Plummer, an actor on the up after appearing in All The Money in the World, lends a Keir Gilchrist-esque vibe of awkwardness, the out-of-sorts teenager growing up in a staunchly religious and humdrum family. His suspicions only grow deeper when he becomes close to Kassi (Madisen Beaty), an outcast who has more than a passing interest in The Clovehitch Killer. How they view her sums up the outlook of the town as a whole — she is branded a whore despite being just different and not outwardly religious, helping the movie to deliver a faux-eighties or seventies vibe despite being set in the present day.
This fake-retro appeal suits The Clovehitch Killer down to the ground, meaning that while the technology is there, the duo rarely resort to hitting Generic-Search-Engine-That-Isn’t-Google to uncover the truth. Instead, what occurs is a series of dangerous investigations from which suspicions only grow that much keener, and not just from the young pair.

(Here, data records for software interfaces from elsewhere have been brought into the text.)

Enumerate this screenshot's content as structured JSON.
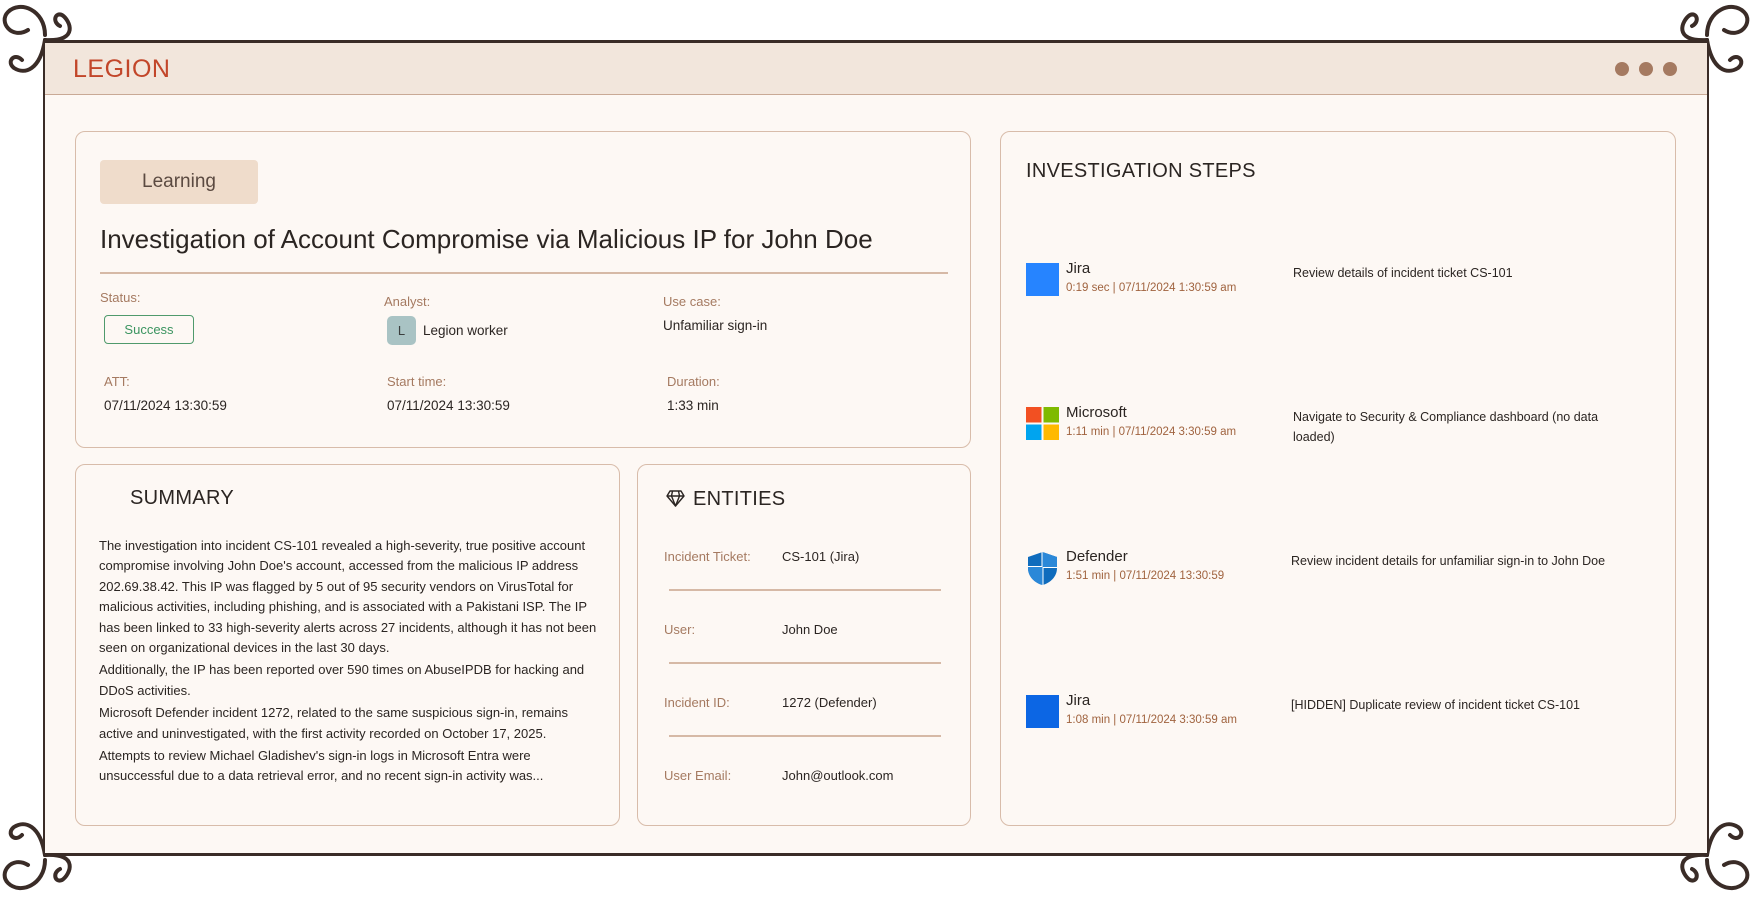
{
  "app": {
    "logo": "LEGION"
  },
  "investigation": {
    "tag": "Learning",
    "title": "Investigation of Account Compromise via Malicious IP for John Doe",
    "status_label": "Status:",
    "status_value": "Success",
    "analyst_label": "Analyst:",
    "analyst_initial": "L",
    "analyst_name": "Legion worker",
    "use_case_label": "Use case:",
    "use_case_value": "Unfamiliar sign-in",
    "att_label": "ATT:",
    "att_value": "07/11/2024 13:30:59",
    "start_label": "Start time:",
    "start_value": "07/11/2024 13:30:59",
    "duration_label": "Duration:",
    "duration_value": "1:33 min"
  },
  "summary": {
    "title": "SUMMARY",
    "paragraphs": [
      "The investigation into incident CS-101 revealed a high-severity, true positive account compromise involving John Doe's account, accessed from the malicious IP address 202.69.38.42. This IP was flagged by 5 out of 95 security vendors on VirusTotal for malicious activities, including phishing, and is associated with a Pakistani ISP. The IP has been linked to 33 high-severity alerts across 27 incidents, although it has not been seen on organizational devices in the last 30 days.",
      "Additionally, the IP has been reported over 590 times on AbuseIPDB for hacking and DDoS activities.",
      "Microsoft Defender incident 1272, related to the same suspicious sign-in, remains active and uninvestigated, with the first activity recorded on October 17, 2025.",
      "Attempts to review Michael Gladishev's sign-in logs in Microsoft Entra were unsuccessful due to a data retrieval error, and no recent sign-in activity was..."
    ]
  },
  "entities": {
    "title": "ENTITIES",
    "rows": [
      {
        "label": "Incident Ticket:",
        "value": "CS-101 (Jira)"
      },
      {
        "label": "User:",
        "value": "John Doe"
      },
      {
        "label": "Incident ID:",
        "value": "1272 (Defender)"
      },
      {
        "label": "User Email:",
        "value": "John@outlook.com"
      }
    ]
  },
  "steps": {
    "title": "INVESTIGATION STEPS",
    "items": [
      {
        "app": "Jira",
        "icon": "jira-icon",
        "time": "0:19 sec  |  07/11/2024 1:30:59 am",
        "desc": "Review details of incident ticket CS-101"
      },
      {
        "app": "Microsoft",
        "icon": "microsoft-icon",
        "time": "1:11 min  |  07/11/2024 3:30:59 am",
        "desc": "Navigate to Security & Compliance dashboard (no data loaded)"
      },
      {
        "app": "Defender",
        "icon": "defender-shield-icon",
        "time": "1:51 min  |  07/11/2024 13:30:59",
        "desc": "Review incident details for unfamiliar sign-in to John Doe"
      },
      {
        "app": "Jira",
        "icon": "jira-icon",
        "time": "1:08 min  |  07/11/2024 3:30:59 am",
        "desc": "[HIDDEN] Duplicate review of incident ticket CS-101"
      }
    ]
  },
  "colors": {
    "accent": "#c2462a",
    "label": "#a57a61",
    "success": "#3b9460",
    "jira_blue": "#2684ff",
    "card_border": "#d8bcaa"
  }
}
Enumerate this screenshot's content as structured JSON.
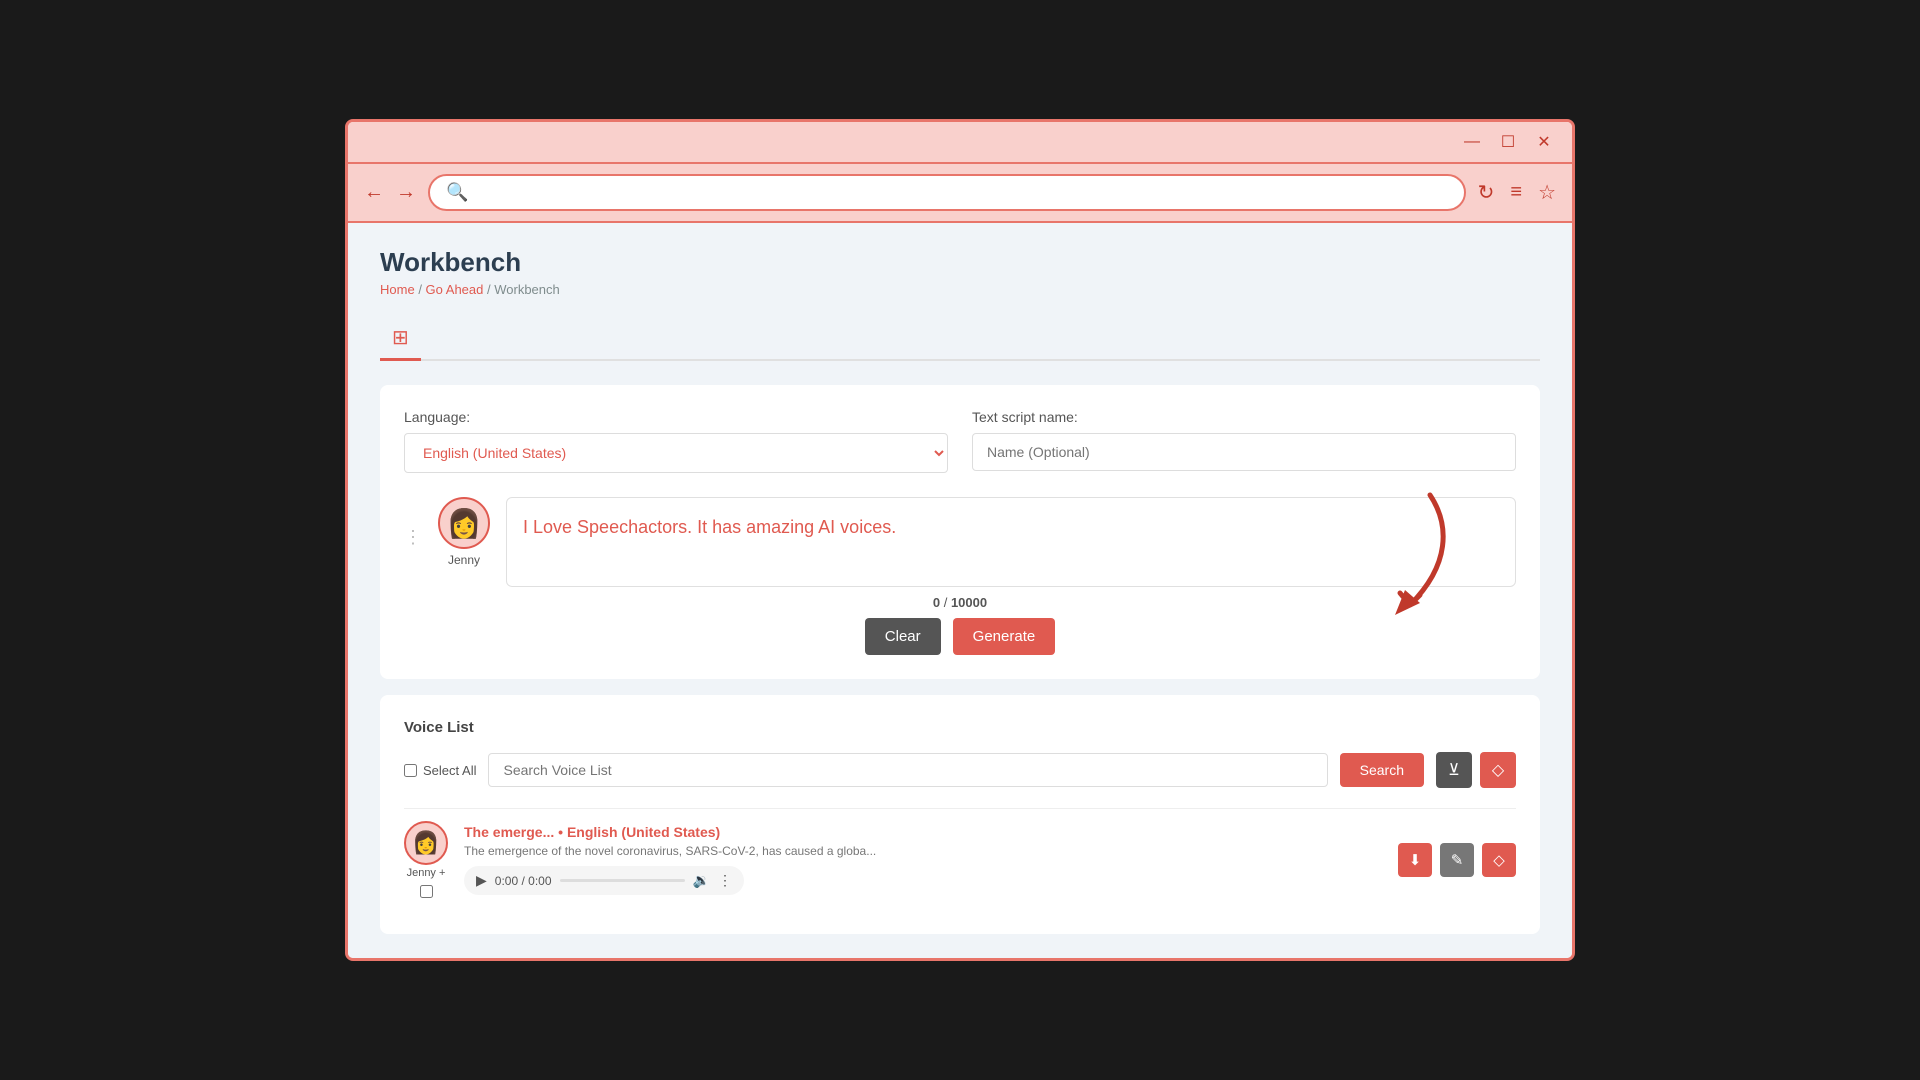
{
  "titleBar": {
    "minimizeIcon": "—",
    "maximizeIcon": "☐",
    "closeIcon": "✕"
  },
  "navBar": {
    "backIcon": "←",
    "forwardIcon": "→",
    "searchPlaceholder": "",
    "searchIconLabel": "search-icon",
    "reloadIcon": "↻",
    "menuIcon": "≡",
    "bookmarkIcon": "☆"
  },
  "page": {
    "title": "Workbench",
    "breadcrumb": {
      "home": "Home",
      "separator1": " / ",
      "goAhead": "Go Ahead",
      "separator2": " / ",
      "current": "Workbench"
    }
  },
  "form": {
    "languageLabel": "Language:",
    "languageValue": "English (United States)",
    "scriptNameLabel": "Text script name:",
    "scriptNamePlaceholder": "Name (Optional)",
    "voiceName": "Jenny",
    "textContent": "I Love Speechactors. It has amazing AI voices.",
    "charCount": "0",
    "charMax": "10000",
    "clearLabel": "Clear",
    "generateLabel": "Generate"
  },
  "voiceList": {
    "sectionTitle": "Voice List",
    "selectAllLabel": "Select All",
    "searchPlaceholder": "Search Voice List",
    "searchLabel": "Search",
    "filterIconLabel": "filter-icon",
    "deleteIconLabel": "delete-icon",
    "items": [
      {
        "name": "Jenny +",
        "title": "The emerge...",
        "language": "English (United States)",
        "description": "The emergence of the novel coronavirus, SARS-CoV-2, has caused a globa...",
        "audioTime": "0:00 / 0:00"
      }
    ]
  }
}
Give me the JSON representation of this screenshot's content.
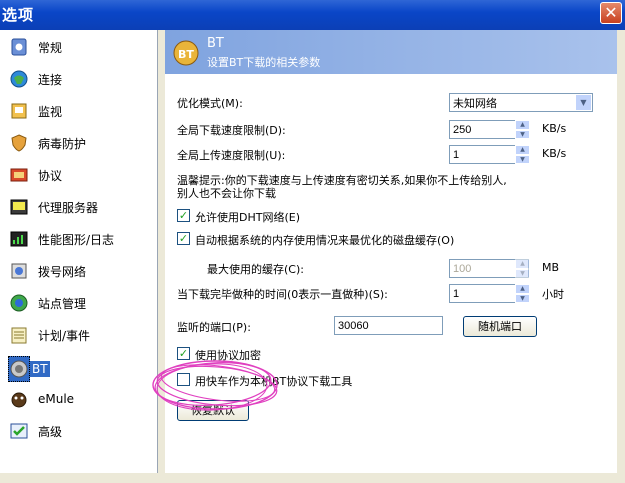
{
  "window": {
    "title": "选项"
  },
  "sidebar": {
    "items": [
      {
        "label": "常规",
        "icon": "general-icon"
      },
      {
        "label": "连接",
        "icon": "connection-icon"
      },
      {
        "label": "监视",
        "icon": "monitor-icon"
      },
      {
        "label": "病毒防护",
        "icon": "virus-protection-icon"
      },
      {
        "label": "协议",
        "icon": "protocol-icon"
      },
      {
        "label": "代理服务器",
        "icon": "proxy-server-icon"
      },
      {
        "label": "性能图形/日志",
        "icon": "performance-graph-icon"
      },
      {
        "label": "拨号网络",
        "icon": "dialup-icon"
      },
      {
        "label": "站点管理",
        "icon": "site-manager-icon"
      },
      {
        "label": "计划/事件",
        "icon": "schedule-icon"
      },
      {
        "label": "BT",
        "icon": "bt-icon"
      },
      {
        "label": "eMule",
        "icon": "emule-icon"
      },
      {
        "label": "高级",
        "icon": "advanced-icon"
      }
    ],
    "selected": "BT"
  },
  "header": {
    "title": "BT",
    "subtitle": "设置BT下载的相关参数",
    "icon_text": "BT"
  },
  "form": {
    "optimize_label": "优化模式(M):",
    "optimize_value": "未知网络",
    "download_limit_label": "全局下载速度限制(D):",
    "download_limit_value": "250",
    "upload_limit_label": "全局上传速度限制(U):",
    "upload_limit_value": "1",
    "unit_kbs": "KB/s",
    "tip_line1": "温馨提示:你的下载速度与上传速度有密切关系,如果你不上传给别人,",
    "tip_line2": "别人也不会让你下载",
    "dht_label": "允许使用DHT网络(E)",
    "dht_checked": true,
    "auto_cache_label": "自动根据系统的内存使用情况来最优化的磁盘缓存(O)",
    "auto_cache_checked": true,
    "max_cache_label": "最大使用的缓存(C):",
    "max_cache_value": "100",
    "unit_mb": "MB",
    "seed_time_label": "当下载完毕做种的时间(0表示一直做种)(S):",
    "seed_time_value": "1",
    "unit_hours": "小时",
    "port_label": "监听的端口(P):",
    "port_value": "30060",
    "random_port_button": "随机端口",
    "encryption_label": "使用协议加密",
    "encryption_checked": true,
    "default_tool_label": "用快车作为本机BT协议下载工具",
    "default_tool_checked": false,
    "restore_default_button": "恢复默认"
  }
}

A camping scene between the father and son is one of the most knee-gripping you’re likely to see this year.
Just when you have The Clovehitch Killer figured out, its plot all but laid out, director Duncan Skiles flips it and delivers one of the most quietly shocking moments in a mostly bloodless horror movie, leading the film to backtrack and somehow still enthral despite it treading familiar ground. Forget what you’ve been taught by The Silence of the Lambs et al, because The Clovehitch Killer is unlike any other serial killer movie and is all the better for it.
The Clovehitch Killer releases in Theaters, On Digital, and On Demand, on November 16th, 2018.